Learning nonlinear operators in latent spaces for real-time predictions of complex dynamics in physical systems

To demonstrate the advantages and efficiency of L-DeepONet, we learn the operator for three diverse PDE models of increasing complexity and dimensionality. First, we consider a PDE that describes the growth of fracture in brittle materials which are widely used in various industries including construction and manufacturing. Predicting with accuracy the growth of fractures in these materials is important for preventing failures, improving safety, reliability, and cost-effectiveness in a wide range of applications. Second, we consider a PDE describing convective fluid flow, a common phenomenon in many natural and industrial processes. Understanding how these flows evolve may allow engineers to better design systems such as heat exchangers or cooling systems to enhance efficiency and reduce energy consumption. Finally, we consider a PDE describing large-scale atmospheric flows which can be used to predict patterns that occur in weather systems. Such flows play a crucial role in the Earth’s climate system influencing precipitation, and temperature which in turn may have a significant impact on water resources, agricultural productivity, and energy production. Developing an accurate surrogate to predict with detail such complex atmospheric patterns may allow us to better adapt to changes in the climate system and develop effective strategies to mitigate the impacts of climate change.
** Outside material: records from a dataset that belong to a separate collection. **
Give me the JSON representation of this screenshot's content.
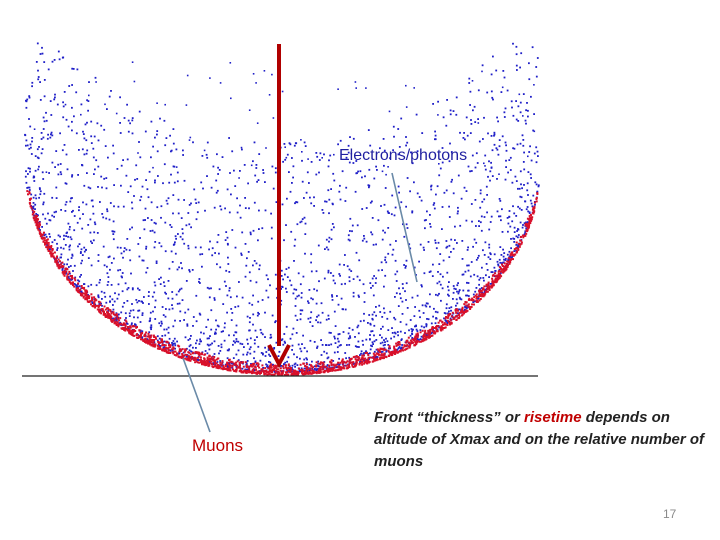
{
  "labels": {
    "electrons_photons": "Electrons/photons",
    "muons": "Muons"
  },
  "caption": {
    "part1": "Front “thickness” or ",
    "highlight": "risetime",
    "part2": " depends on altitude of Xmax and on the relative number of muons"
  },
  "slide_number": "17",
  "colors": {
    "electrons": "#1f1fc8",
    "muons": "#d8102a",
    "arrow": "#b00000",
    "pointer_line": "#6a8aa8"
  }
}
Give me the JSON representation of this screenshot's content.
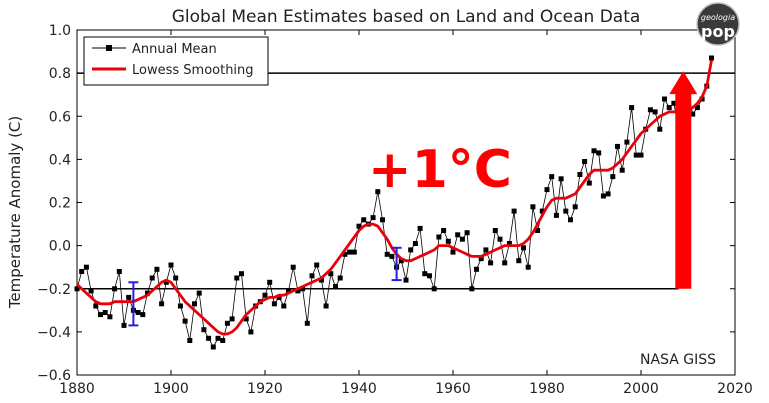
{
  "chart_data": {
    "type": "line",
    "title": "Global Mean Estimates based on Land and Ocean Data",
    "xlabel": "",
    "ylabel": "Temperature Anomaly (C)",
    "xlim": [
      1880,
      2020
    ],
    "ylim": [
      -0.6,
      1.0
    ],
    "grid": false,
    "legend_position": "top-left",
    "x_ticks": [
      "1880",
      "1900",
      "1920",
      "1940",
      "1960",
      "1980",
      "2000",
      "2020"
    ],
    "y_ticks": [
      "−0.6",
      "−0.4",
      "−0.2",
      "0.0",
      "0.2",
      "0.4",
      "0.6",
      "0.8",
      "1.0"
    ],
    "x": [
      1880,
      1881,
      1882,
      1883,
      1884,
      1885,
      1886,
      1887,
      1888,
      1889,
      1890,
      1891,
      1892,
      1893,
      1894,
      1895,
      1896,
      1897,
      1898,
      1899,
      1900,
      1901,
      1902,
      1903,
      1904,
      1905,
      1906,
      1907,
      1908,
      1909,
      1910,
      1911,
      1912,
      1913,
      1914,
      1915,
      1916,
      1917,
      1918,
      1919,
      1920,
      1921,
      1922,
      1923,
      1924,
      1925,
      1926,
      1927,
      1928,
      1929,
      1930,
      1931,
      1932,
      1933,
      1934,
      1935,
      1936,
      1937,
      1938,
      1939,
      1940,
      1941,
      1942,
      1943,
      1944,
      1945,
      1946,
      1947,
      1948,
      1949,
      1950,
      1951,
      1952,
      1953,
      1954,
      1955,
      1956,
      1957,
      1958,
      1959,
      1960,
      1961,
      1962,
      1963,
      1964,
      1965,
      1966,
      1967,
      1968,
      1969,
      1970,
      1971,
      1972,
      1973,
      1974,
      1975,
      1976,
      1977,
      1978,
      1979,
      1980,
      1981,
      1982,
      1983,
      1984,
      1985,
      1986,
      1987,
      1988,
      1989,
      1990,
      1991,
      1992,
      1993,
      1994,
      1995,
      1996,
      1997,
      1998,
      1999,
      2000,
      2001,
      2002,
      2003,
      2004,
      2005,
      2006,
      2007,
      2008,
      2009,
      2010,
      2011,
      2012,
      2013,
      2014,
      2015
    ],
    "series": [
      {
        "name": "Annual Mean",
        "color": "#000000",
        "marker": "square",
        "values": [
          -0.2,
          -0.12,
          -0.1,
          -0.21,
          -0.28,
          -0.32,
          -0.31,
          -0.33,
          -0.2,
          -0.12,
          -0.37,
          -0.24,
          -0.3,
          -0.31,
          -0.32,
          -0.22,
          -0.15,
          -0.11,
          -0.27,
          -0.17,
          -0.09,
          -0.15,
          -0.28,
          -0.35,
          -0.44,
          -0.27,
          -0.22,
          -0.39,
          -0.43,
          -0.47,
          -0.43,
          -0.44,
          -0.36,
          -0.34,
          -0.15,
          -0.13,
          -0.34,
          -0.4,
          -0.28,
          -0.26,
          -0.23,
          -0.17,
          -0.27,
          -0.24,
          -0.28,
          -0.21,
          -0.1,
          -0.21,
          -0.2,
          -0.36,
          -0.14,
          -0.09,
          -0.16,
          -0.28,
          -0.13,
          -0.19,
          -0.15,
          -0.04,
          -0.03,
          -0.03,
          0.09,
          0.12,
          0.1,
          0.13,
          0.25,
          0.12,
          -0.04,
          -0.05,
          -0.1,
          -0.07,
          -0.16,
          -0.02,
          0.01,
          0.08,
          -0.13,
          -0.14,
          -0.2,
          0.04,
          0.07,
          0.02,
          -0.03,
          0.05,
          0.03,
          0.06,
          -0.2,
          -0.11,
          -0.06,
          -0.02,
          -0.08,
          0.07,
          0.03,
          -0.08,
          0.01,
          0.16,
          -0.07,
          -0.01,
          -0.1,
          0.18,
          0.07,
          0.16,
          0.26,
          0.32,
          0.14,
          0.31,
          0.16,
          0.12,
          0.18,
          0.33,
          0.39,
          0.29,
          0.44,
          0.43,
          0.23,
          0.24,
          0.32,
          0.46,
          0.35,
          0.48,
          0.64,
          0.42,
          0.42,
          0.54,
          0.63,
          0.62,
          0.54,
          0.68,
          0.64,
          0.66,
          0.54,
          0.64,
          0.72,
          0.61,
          0.64,
          0.68,
          0.74,
          0.87
        ]
      },
      {
        "name": "Lowess Smoothing",
        "color": "#e8000b",
        "marker": "none",
        "values": [
          -0.18,
          -0.2,
          -0.22,
          -0.24,
          -0.26,
          -0.27,
          -0.27,
          -0.27,
          -0.26,
          -0.26,
          -0.26,
          -0.26,
          -0.26,
          -0.25,
          -0.24,
          -0.23,
          -0.21,
          -0.19,
          -0.17,
          -0.16,
          -0.17,
          -0.2,
          -0.23,
          -0.26,
          -0.28,
          -0.3,
          -0.32,
          -0.34,
          -0.36,
          -0.38,
          -0.4,
          -0.41,
          -0.41,
          -0.4,
          -0.38,
          -0.35,
          -0.32,
          -0.3,
          -0.28,
          -0.26,
          -0.25,
          -0.24,
          -0.24,
          -0.23,
          -0.23,
          -0.22,
          -0.21,
          -0.2,
          -0.19,
          -0.18,
          -0.17,
          -0.16,
          -0.15,
          -0.13,
          -0.11,
          -0.08,
          -0.05,
          -0.02,
          0.01,
          0.04,
          0.07,
          0.09,
          0.1,
          0.1,
          0.09,
          0.06,
          0.03,
          -0.01,
          -0.04,
          -0.06,
          -0.07,
          -0.07,
          -0.06,
          -0.05,
          -0.04,
          -0.03,
          -0.02,
          0.0,
          0.0,
          0.0,
          -0.01,
          -0.02,
          -0.03,
          -0.04,
          -0.05,
          -0.05,
          -0.05,
          -0.04,
          -0.03,
          -0.02,
          -0.01,
          0.0,
          0.0,
          0.0,
          0.0,
          0.01,
          0.03,
          0.06,
          0.1,
          0.14,
          0.18,
          0.21,
          0.22,
          0.22,
          0.22,
          0.23,
          0.24,
          0.27,
          0.3,
          0.33,
          0.35,
          0.35,
          0.35,
          0.35,
          0.36,
          0.38,
          0.4,
          0.43,
          0.46,
          0.49,
          0.52,
          0.54,
          0.56,
          0.58,
          0.6,
          0.61,
          0.62,
          0.62,
          0.62,
          0.62,
          0.63,
          0.64,
          0.66,
          0.69,
          0.74,
          0.86
        ]
      }
    ],
    "error_bars": [
      {
        "x": 1892,
        "low": -0.37,
        "high": -0.17
      },
      {
        "x": 1948,
        "low": -0.16,
        "high": -0.01
      }
    ],
    "reference_lines": [
      {
        "y": 0.8,
        "x_from": 1880,
        "x_to": 2020
      },
      {
        "y": -0.2,
        "x_from": 1880,
        "x_to": 2008
      }
    ],
    "arrow": {
      "x": 2009,
      "from_y": -0.2,
      "to_y": 0.8,
      "color": "#ff0000"
    },
    "annotation": {
      "text": "+1°C",
      "color": "#ff0000",
      "x": 1945,
      "y": 0.2
    },
    "source_label": "NASA GISS",
    "logo": {
      "line1": "geologia",
      "line2": "pop"
    }
  }
}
For all PDEs, the input functions for the operator represent initial conditions modeled as Gaussian or non-Gaussian random fields. We perform direct comparisons of L-DeepONet with the standard DeepONet model trained on the full dimensional data and with FNO. More details about the models and the corresponding data generation process are provided in the Supplementary Section on Data Generation to assist the readers in readily reproducing the results presented below.

Brittle fracture in a plate loaded in shear

Fracture is one of the most commonly encountered failure modes in engineering materials and structures. Defects, once initialized, can lead to catastrophic failure without warning. Therefore, from a safety point of view, prediction of the initiation and propagation of cracks is of utmost importance. In the phase field fracture modeling approach, the effects associated with crack formation, such as stress release, are incorporated into the constitutive model⁴³. Modeling fracture using the phase field method involves the integration of two fields, namely the vector-valued elastic field, u(x), and the scalar-valued phase field, $\phi \left({{{{{{{\boldsymbol{x}}}}}}}}\right)\in [0,1]$, with 0 representing the undamaged state of the material and 1 a fully damaged state.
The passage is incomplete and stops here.